Environmental groups to ask U.S. to crack down on state enforcements

Water polluters getting off too easily, petition will say

December 07, 2009|By Timothy B. Wheeler | Baltimore Sun reporter

Environmental groups plan to ask the federal government to crack down on state environmental regulators, accusing them of going easy on water pollution discharged from businesses, sewage plants, farms and developments.

The state's Waterkeepers - a network of environmental watchdogs - are expected to file a petition today with the Environmental Protection Agency charging the state Department of the Environment with "systemic failure" to carry out its legal responsibility to ride herd on water pollution piped into Maryland's rivers and the Chesapeake Bay. They say they've been driven to take such an unusual legal step out of frustration with the way the state is handling its duties to safeguard water quality.

"The bay's in trouble, and they don't seem to have the capacity to really deal with these problems diligently," said Fred Tutman, the Patuxent Riverkeeper. "What we're asking for is better oversight to help the [state] find the willpower, the spine, the ownership of the regulatory problems it's facing."

The groups' 58-page petition, prepared by the University of Maryland's environmental law clinic, calls on the EPA to require the state to tighten its enforcement of water pollution laws, or take over the enforcement itself. The groups' complaint alleges a litany of shortcomings in the way state regulators handle water pollution discharge permits, which are required of any private or public facility that is piping wastes into rivers, lakes and other surface waters. The permits typically limit the amount of pollution facilities can discharge and require them to report any problems to the state.

Dawn Stoltzfus, an MDE spokeswoman, said in an e-mail that it was "simply unfounded and baseless to say that MDE does not have the diligence or will to protect clean water."

Among the Waterkeepers' allegations:

•State inspectors visited only 20 percent of the more than 13,000 plants and businesses in Maryland with pollution discharge permits in fiscal 2008, down from nearly 90 percent the year before; plants with dozens of repeat violations, have gone uninspected for a decade or more.

•The MDE took 23 percent fewer enforcement actions in fiscal 2008 than the year before against violators of their permits; of more than 200 facilities reporting 30 or more permit violations in the past five years, the MDE took formal action against only 27.

•Of more than 2,400 facilities that reported violations on themselves to regulators, the MDE did not penalize a single one.

With about 1,000 employees and an operating budget exceeding $100 million, the MDE enforces dozens of state and federal laws governing air and water pollution, disposal of hazardous wastes and even climate-warming greenhouse gas emissions. The agency has been given authority by the EPA to administer the federal Clean Water Act in Maryland, which requires any industry, sewage plant or other facility discharging wastes into surface waters to get a permit and comply with state requirements to control its pollution.

Stoltzfus acknowledged that inspections are "low" and have declined even further - to just 10 percent in the past year. But she asserted that enforcement has actually strengthened over the same period, with a 34 percent increase in actions against polluters and a record-high amount of fines levied.
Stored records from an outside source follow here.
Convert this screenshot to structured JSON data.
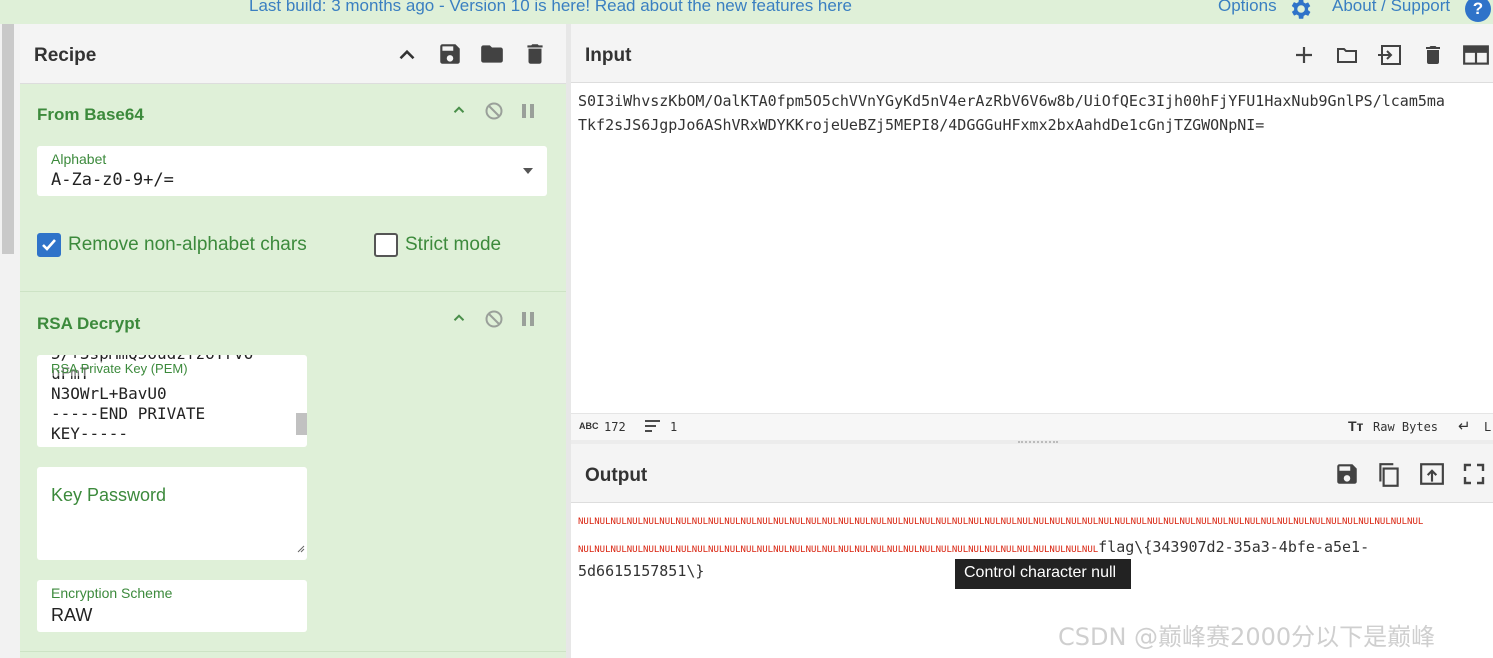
{
  "banner": {
    "text": "Last build: 3 months ago - Version 10 is here! Read about the new features here",
    "options_label": "Options",
    "about_label": "About / Support"
  },
  "recipe": {
    "title": "Recipe",
    "operations": [
      {
        "name": "From Base64",
        "alphabet_label": "Alphabet",
        "alphabet_value": "A-Za-z0-9+/=",
        "remove_non_alphabet_label": "Remove non-alphabet chars",
        "remove_non_alphabet_checked": true,
        "strict_mode_label": "Strict mode",
        "strict_mode_checked": false
      },
      {
        "name": "RSA Decrypt",
        "private_key_label": "RSA Private Key (PEM)",
        "private_key_lines": [
          "5/+3spMmQ5oudzfzoTrv6",
          "uFmT",
          "N3OWrL+BavU0",
          "-----END PRIVATE",
          "KEY-----"
        ],
        "key_password_label": "Key Password",
        "encryption_scheme_label": "Encryption Scheme",
        "encryption_scheme_value": "RAW"
      }
    ]
  },
  "input": {
    "title": "Input",
    "lines": [
      "S0I3iWhvszKbOM/OalKTA0fpm5O5chVVnYGyKd5nV4erAzRbV6V6w8b/UiOfQEc3Ijh00hFjYFU1HaxNub9GnlPS/lcam5ma",
      "Tkf2sJS6JgpJo6AShVRxWDYKKrojeUeBZj5MEPI8/4DGGGuHFxmx2bxAahdDe1cGnjTZGWONpNI="
    ],
    "status_chars_label": "ABC",
    "status_chars": "172",
    "status_lines": "1",
    "status_raw_bytes": "Raw Bytes",
    "status_eol": "L"
  },
  "output": {
    "title": "Output",
    "nul_token": "NUL",
    "nul_count_line1": 52,
    "nul_count_line2": 32,
    "flag_line1": "flag\\{343907d2-35a3-4bfe-a5e1-",
    "flag_line2": "5d6615157851\\}",
    "tooltip": "Control character null"
  },
  "watermark": "CSDN @巅峰赛2000分以下是巅峰",
  "colors": {
    "accent": "#3c8a3c",
    "banner_bg": "#dff0d8",
    "link": "#3a7fc1",
    "nul_red": "#d9230f"
  }
}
She also released a letter to the Waterkeepers from Environment Secretary Shari T. Wilson, in which she said the agency has been struggling with budget shortfalls, as funds have failed to keep up with the department's expanding workload. Staff were diverted to draft new regulations of the state's chicken and livestock farms, the secretary added, but the agency is now refocusing on wastewater permits.

Even so, Wilson acknowledged, there are 16 major industrial plants and 12 major sewage plants operating on permits that have expired and not been updated - a condition she called "undesirable and needs to be addressed."

"Lack of money and staffing is a significant problem, but it's not the only problem," said Eliza Smith Steinmeier, the Baltimore Harbor Waterkeeper. She contended that MDE is not requiring adequate pollution controls in many of the permits it issues, jeopardizing stream quality. The group's petition contends that the agency also has issued permits to some industrial facilities without even reviewing their plans for keeping pollution from washing off their parking lots and roofs.

The state's riverkeepers and harbor keeper are part of the Waterkeeper Alliance, an international network of waterway watchdogs formed and led by environmental attorney Robert F. Kennedy Jr. They have sparred before with the MDE over the adequacy of individual permits and state regulations, challenging proposed rules governing chicken farms and storm-water pollution. But Steinmeier said the problems with the agency's oversight of water pollution permits are "pervasive. ... In many ways, the system's not working."